Stewart, who represents Utah's Second District, is one of several House Republicans to sign on as a cosponsor to the American Healthcare Reform Act.

"We have something that will address all of the significant issues that Obamacare was supposed to address and it didn't, in fact it made it worse," said Stewart.

Stewart says the republican alternative offers key fixes by repealing Obamacare, increasing competition to lower costs, tax reform, creating more deductions, malpractice reform and expanded access to health savings accounts.

State Senator, Jim Dabakis has read over the plan, he believes it is not the right solution.

"For struggling, poverty involved Utah families that desperately need healthcare how many deductions on top of deductions and fill out this many forms are going to solve the problem? This is just another idea that won't work," said Dabakis, D- Salt Lake City.

Dabakis admits the Affordable Care Act has problems, but he believes the best option is to work together to improve it.

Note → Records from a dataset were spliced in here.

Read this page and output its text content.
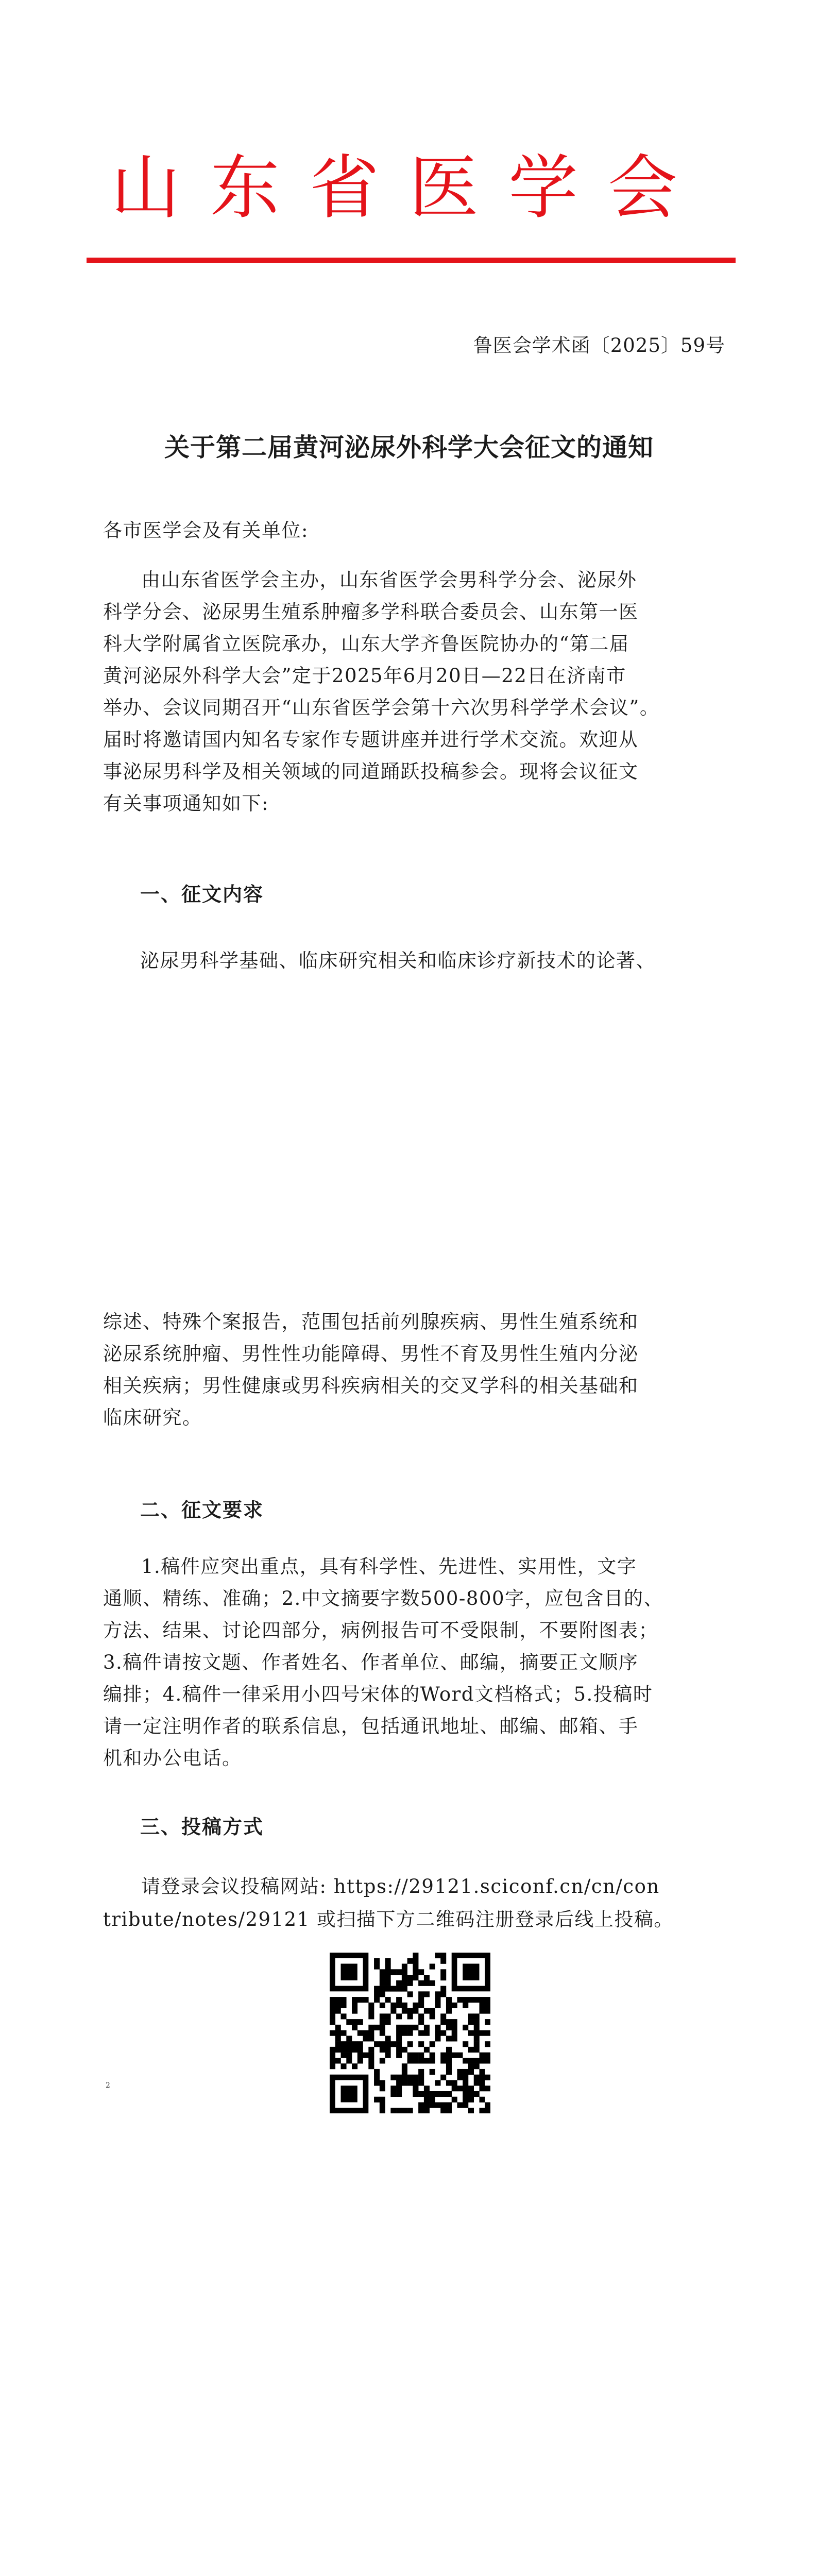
山东省医学会
鲁医会学术函〔2025〕59号
关于第二届黄河泌尿外科学大会征文的通知
各市医学会及有关单位:
由山东省医学会主办，山东省医学会男科学分会、泌尿外
科学分会、泌尿男生殖系肿瘤多学科联合委员会、山东第一医
科大学附属省立医院承办，山东大学齐鲁医院协办的“第二届
黄河泌尿外科学大会”定于2025年6月20日—22日在济南市
举办、会议同期召开“山东省医学会第十六次男科学学术会议”。
届时将邀请国内知名专家作专题讲座并进行学术交流。欢迎从
事泌尿男科学及相关领域的同道踊跃投稿参会。现将会议征文
有关事项通知如下:
一、征文内容
泌尿男科学基础、临床研究相关和临床诊疗新技术的论著、
综述、特殊个案报告，范围包括前列腺疾病、男性生殖系统和
泌尿系统肿瘤、男性性功能障碍、男性不育及男性生殖内分泌
相关疾病；男性健康或男科疾病相关的交叉学科的相关基础和
临床研究。
二、征文要求
1.稿件应突出重点，具有科学性、先进性、实用性，文字
通顺、精练、准确；2.中文摘要字数500-800字，应包含目的、
方法、结果、讨论四部分，病例报告可不受限制，不要附图表；
3.稿件请按文题、作者姓名、作者单位、邮编，摘要正文顺序
编排；4.稿件一律采用小四号宋体的Word文档格式；5.投稿时
请一定注明作者的联系信息，包括通讯地址、邮编、邮箱、手
机和办公电话。
三、投稿方式
请登录会议投稿网站: https://29121.sciconf.cn/cn/con
tribute/notes/29121 或扫描下方二维码注册登录后线上投稿。
2
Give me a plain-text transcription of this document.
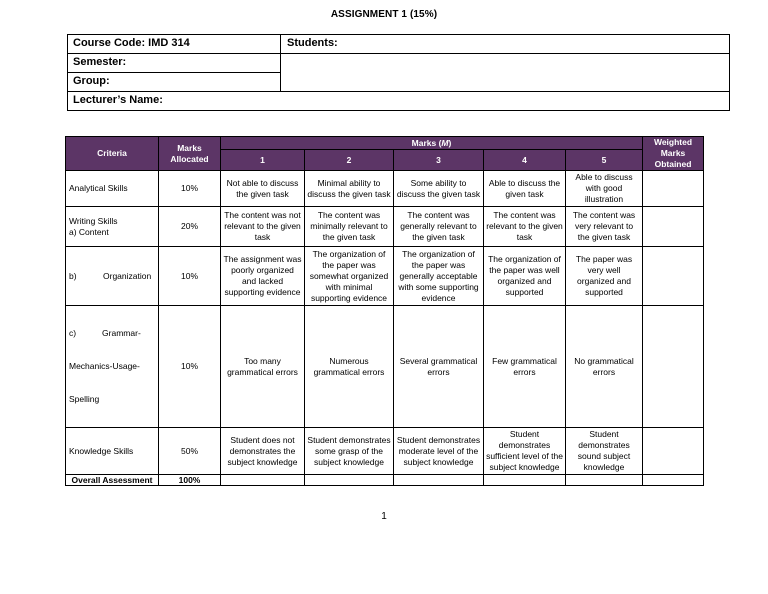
ASSIGNMENT 1 (15%)
Course Code: IMD 314	Students:
Semester:
Group:
Lecturer’s Name:
Criteria	Marks Allocated	Marks (M)					Weighted Marks Obtained
		1	2	3	4	5	
Analytical Skills	10%	Not able to discuss the given task	Minimal ability to discuss the given task	Some ability to discuss the given task	Able to discuss the given task	Able to discuss with good illustration	

Writing Skills
a) Content	20%	The content was not relevant to the given task	The content was minimally relevant to the given task	The content was generally relevant to the given task	The content was relevant to the given task	The content was very relevant to the given task	
b) Organization	10%	The assignment was poorly organized and lacked supporting evidence	The organization of the paper was somewhat organized with minimal supporting evidence	The organization of the paper was generally acceptable with some supporting evidence	The organization of the paper was well organized and supported	The paper was very well organized and supported	

c)           Grammar-

Mechanics-Usage-

Spelling	10%	Too many grammatical errors	Numerous grammatical errors	Several grammatical errors	Few grammatical errors	No grammatical errors	
Knowledge Skills	50%	Student does not demonstrates the subject knowledge	Student demonstrates some grasp of the subject knowledge	Student demonstrates moderate level of the subject knowledge	Student demonstrates sufficient level of the subject knowledge	Student demonstrates sound subject knowledge	
Overall Assessment	100%						
1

"All they want to do is get the political fire of saying Obamacare is terrible and put a spike through it, that's not the Utah way," said Dabakis.

Stewart says it's the Affordable Care Act that is not the Utah way and the two ideas can't coexist.

"The Affordable Care Act has been so destructive to so many families it's hard for me to envision that we can fix this. I think it's structurally deficient," said Stewart.

This bill has yet to go before the House for a vote.

Even if it does end up passing the House, which it likely would, it would almost certainly face defeat in the Senate.